Fark etti o yıldız seni, baktı sana, dokundu ellerine, öptü yanaklarından. Bir ışık getirdi hayatına...Galiba dedin galiba olacak, güzel aydınlık günler doğacak. Ama unuttun o kısacık gecenin bir sabahı olduğunu ve yıldızları gündüz göremeyeceğini. Sessizce terk eder seni en sevdiğin mevsimde... Bir ağacın yapraklarını döker gibi dökülür gider gökyüzünden... Ne olduğunu bile anlamazsın...
Bir satır düşer önüne, o an seni anlattığını fark edersin. Daha önce defalarca okuduğun o satır o an senin için yazılmış gibi gelir. Bütün şiirler senin, bütün şarkılar sende rehin... Bilirsin zamanla geçecek... Geçecek geçmesine ama her o sevdiğin mevsim geldiğinde artık eskisi kadar sevmediğini fark edeceksin, her gece bir yıldıza takılacak gözün bazen unutacaksın bazen iliklerine kadar hatırlayacak!

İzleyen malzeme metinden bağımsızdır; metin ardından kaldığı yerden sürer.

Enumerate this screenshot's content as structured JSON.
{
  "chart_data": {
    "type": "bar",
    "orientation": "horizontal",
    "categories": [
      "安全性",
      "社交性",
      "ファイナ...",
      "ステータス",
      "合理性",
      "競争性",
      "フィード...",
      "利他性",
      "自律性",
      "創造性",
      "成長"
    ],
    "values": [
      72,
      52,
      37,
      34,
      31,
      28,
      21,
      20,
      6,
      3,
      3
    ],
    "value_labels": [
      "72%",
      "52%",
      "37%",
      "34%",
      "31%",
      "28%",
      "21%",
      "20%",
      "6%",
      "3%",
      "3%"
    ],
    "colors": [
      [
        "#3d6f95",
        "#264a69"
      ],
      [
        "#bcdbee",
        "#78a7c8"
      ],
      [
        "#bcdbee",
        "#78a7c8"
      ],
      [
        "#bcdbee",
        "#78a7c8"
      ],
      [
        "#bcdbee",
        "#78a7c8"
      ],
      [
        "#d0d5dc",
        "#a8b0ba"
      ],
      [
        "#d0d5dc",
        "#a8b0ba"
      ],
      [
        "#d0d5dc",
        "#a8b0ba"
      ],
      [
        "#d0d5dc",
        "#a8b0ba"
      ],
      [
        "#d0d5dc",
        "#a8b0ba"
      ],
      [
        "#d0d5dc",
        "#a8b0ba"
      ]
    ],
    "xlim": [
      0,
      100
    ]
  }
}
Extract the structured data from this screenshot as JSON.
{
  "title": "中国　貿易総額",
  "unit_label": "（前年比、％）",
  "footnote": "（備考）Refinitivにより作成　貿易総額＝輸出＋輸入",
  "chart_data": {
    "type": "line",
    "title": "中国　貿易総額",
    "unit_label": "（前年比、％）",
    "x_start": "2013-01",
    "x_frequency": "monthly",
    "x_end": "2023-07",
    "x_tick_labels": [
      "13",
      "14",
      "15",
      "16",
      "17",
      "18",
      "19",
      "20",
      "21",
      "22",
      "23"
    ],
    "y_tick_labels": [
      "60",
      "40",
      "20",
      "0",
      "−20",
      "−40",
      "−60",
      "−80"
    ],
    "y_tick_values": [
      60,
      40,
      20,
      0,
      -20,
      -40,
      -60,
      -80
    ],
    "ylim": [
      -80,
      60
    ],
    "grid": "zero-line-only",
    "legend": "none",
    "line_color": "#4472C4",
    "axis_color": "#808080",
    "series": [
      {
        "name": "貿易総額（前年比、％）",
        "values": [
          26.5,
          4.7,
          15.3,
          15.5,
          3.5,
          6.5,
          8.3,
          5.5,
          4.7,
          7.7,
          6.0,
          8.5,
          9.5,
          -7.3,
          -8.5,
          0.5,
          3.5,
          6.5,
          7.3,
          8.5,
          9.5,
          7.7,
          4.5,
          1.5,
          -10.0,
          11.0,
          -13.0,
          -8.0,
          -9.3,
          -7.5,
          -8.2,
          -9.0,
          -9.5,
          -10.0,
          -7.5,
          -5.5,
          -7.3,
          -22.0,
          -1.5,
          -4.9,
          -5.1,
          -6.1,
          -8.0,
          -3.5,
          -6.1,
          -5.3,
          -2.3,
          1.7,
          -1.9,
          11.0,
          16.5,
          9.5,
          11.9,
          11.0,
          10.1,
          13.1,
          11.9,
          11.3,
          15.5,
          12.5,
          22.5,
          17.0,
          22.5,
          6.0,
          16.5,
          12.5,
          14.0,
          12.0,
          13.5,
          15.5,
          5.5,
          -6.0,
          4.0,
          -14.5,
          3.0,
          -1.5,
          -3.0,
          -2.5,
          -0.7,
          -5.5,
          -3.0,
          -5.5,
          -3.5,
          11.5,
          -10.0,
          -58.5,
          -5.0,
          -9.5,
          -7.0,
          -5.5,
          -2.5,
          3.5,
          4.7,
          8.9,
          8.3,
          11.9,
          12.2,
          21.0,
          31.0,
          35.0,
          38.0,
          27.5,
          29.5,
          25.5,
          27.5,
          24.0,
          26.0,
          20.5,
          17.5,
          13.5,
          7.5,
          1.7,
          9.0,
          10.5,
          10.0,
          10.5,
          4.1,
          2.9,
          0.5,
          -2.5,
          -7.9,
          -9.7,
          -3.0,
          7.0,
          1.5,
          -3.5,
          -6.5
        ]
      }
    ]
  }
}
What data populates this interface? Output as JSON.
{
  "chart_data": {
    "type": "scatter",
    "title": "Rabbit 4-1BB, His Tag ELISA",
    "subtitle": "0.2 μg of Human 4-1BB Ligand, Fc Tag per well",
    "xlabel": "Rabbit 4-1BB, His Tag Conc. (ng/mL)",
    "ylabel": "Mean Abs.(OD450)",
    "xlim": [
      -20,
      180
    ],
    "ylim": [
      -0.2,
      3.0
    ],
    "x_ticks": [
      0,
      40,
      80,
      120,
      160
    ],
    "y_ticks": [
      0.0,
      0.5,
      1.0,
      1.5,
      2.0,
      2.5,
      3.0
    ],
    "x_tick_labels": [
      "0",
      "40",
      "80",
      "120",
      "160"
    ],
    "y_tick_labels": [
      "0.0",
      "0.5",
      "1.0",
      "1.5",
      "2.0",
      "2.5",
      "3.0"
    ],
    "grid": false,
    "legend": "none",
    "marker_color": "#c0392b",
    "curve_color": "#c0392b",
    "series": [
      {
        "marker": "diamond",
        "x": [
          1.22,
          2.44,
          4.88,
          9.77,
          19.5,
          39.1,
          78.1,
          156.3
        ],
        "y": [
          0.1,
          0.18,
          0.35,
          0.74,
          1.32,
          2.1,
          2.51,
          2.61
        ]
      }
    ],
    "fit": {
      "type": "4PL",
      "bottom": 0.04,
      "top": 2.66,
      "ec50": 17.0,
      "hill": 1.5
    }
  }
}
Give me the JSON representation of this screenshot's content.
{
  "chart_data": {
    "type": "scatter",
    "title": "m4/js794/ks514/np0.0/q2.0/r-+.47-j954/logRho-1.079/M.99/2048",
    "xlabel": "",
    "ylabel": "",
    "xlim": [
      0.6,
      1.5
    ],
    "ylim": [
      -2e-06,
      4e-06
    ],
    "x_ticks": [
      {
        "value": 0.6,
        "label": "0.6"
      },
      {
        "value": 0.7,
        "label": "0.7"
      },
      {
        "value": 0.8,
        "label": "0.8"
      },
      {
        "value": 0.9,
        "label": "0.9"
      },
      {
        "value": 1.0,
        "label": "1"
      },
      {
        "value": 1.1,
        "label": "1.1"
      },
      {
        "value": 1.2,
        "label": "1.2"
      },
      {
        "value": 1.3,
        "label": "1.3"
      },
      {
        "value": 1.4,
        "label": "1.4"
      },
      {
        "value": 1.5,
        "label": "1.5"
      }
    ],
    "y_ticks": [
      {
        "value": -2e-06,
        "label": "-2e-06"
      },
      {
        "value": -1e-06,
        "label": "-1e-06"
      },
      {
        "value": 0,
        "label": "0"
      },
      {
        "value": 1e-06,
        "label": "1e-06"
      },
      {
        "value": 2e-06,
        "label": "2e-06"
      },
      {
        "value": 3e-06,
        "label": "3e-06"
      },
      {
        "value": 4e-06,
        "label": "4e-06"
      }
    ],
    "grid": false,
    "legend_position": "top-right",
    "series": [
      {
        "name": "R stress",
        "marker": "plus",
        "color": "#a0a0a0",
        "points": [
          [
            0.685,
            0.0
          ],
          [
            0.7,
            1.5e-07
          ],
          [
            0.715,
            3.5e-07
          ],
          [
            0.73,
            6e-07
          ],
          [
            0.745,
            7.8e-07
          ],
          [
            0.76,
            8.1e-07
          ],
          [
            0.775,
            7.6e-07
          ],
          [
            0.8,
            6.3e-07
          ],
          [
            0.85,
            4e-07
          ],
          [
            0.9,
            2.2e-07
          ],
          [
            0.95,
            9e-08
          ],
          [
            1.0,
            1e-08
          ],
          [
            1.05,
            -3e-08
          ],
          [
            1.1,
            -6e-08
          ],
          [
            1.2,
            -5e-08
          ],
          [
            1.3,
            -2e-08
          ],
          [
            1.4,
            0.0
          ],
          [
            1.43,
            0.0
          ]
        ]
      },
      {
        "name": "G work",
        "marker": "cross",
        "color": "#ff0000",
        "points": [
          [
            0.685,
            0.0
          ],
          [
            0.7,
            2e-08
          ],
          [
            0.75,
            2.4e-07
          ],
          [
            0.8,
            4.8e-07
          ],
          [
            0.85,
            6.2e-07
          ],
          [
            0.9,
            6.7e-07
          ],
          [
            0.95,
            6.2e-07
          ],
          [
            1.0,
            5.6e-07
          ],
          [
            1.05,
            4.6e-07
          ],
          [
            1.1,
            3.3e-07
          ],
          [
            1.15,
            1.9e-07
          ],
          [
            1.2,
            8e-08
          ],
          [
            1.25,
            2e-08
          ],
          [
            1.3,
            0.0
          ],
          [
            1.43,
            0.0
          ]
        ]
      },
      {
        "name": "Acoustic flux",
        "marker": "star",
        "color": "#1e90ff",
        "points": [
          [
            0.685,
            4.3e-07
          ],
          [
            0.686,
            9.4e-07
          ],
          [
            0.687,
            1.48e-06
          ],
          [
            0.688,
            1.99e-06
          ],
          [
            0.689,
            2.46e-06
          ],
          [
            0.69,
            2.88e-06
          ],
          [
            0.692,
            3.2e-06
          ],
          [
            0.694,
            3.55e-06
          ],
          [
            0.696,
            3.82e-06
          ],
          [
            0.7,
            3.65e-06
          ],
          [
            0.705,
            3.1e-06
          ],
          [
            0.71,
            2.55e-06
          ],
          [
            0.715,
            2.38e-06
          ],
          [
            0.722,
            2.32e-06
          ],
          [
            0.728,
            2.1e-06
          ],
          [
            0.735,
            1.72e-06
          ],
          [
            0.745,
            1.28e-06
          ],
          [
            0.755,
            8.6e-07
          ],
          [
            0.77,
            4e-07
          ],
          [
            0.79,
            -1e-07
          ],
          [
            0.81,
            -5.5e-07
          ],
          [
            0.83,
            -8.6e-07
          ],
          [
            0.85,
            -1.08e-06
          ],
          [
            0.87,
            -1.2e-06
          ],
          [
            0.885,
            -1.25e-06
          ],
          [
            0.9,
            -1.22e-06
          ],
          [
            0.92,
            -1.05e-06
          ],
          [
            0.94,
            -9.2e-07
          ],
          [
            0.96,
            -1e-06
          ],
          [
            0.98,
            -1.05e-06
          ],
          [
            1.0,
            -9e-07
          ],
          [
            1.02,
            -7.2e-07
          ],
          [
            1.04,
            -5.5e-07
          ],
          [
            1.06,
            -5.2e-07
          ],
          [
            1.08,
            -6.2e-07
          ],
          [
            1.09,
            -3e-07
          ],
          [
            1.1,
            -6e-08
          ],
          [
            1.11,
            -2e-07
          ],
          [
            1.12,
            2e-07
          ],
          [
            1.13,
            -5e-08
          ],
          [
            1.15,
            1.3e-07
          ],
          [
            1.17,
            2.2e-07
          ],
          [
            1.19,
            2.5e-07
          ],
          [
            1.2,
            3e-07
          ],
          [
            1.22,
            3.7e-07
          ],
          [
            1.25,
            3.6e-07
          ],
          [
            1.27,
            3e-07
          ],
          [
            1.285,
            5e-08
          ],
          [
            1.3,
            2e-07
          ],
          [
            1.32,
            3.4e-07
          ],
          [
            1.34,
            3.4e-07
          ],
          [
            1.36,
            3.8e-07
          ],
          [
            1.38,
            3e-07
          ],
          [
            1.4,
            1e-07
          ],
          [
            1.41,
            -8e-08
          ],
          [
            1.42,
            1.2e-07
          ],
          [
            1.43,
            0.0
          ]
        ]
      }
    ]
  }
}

Ama bir şey var kocaman bir şey o yıldız seni en ummadığın anda vuruyor, aşil topuğundan... Sonra kanıyor ve kanamaya devam ediyor bir gün ölünceye kadar... Unuttun sanıyorsun ama unutmadın, unutamazsın, orada bir yerde sızlar durur. Üzerinden mevsimler geçer, insanlar geçer, ağaçlar yeni yapraklarını döker, başka yıldızlar kayar gider ama o orada sızlar durur. Sıradan bir yara değil çünkü aşil, öyle kabuk da bağlamaz, tuz da basılmaz, inceden inceden kanar, sızlar durur...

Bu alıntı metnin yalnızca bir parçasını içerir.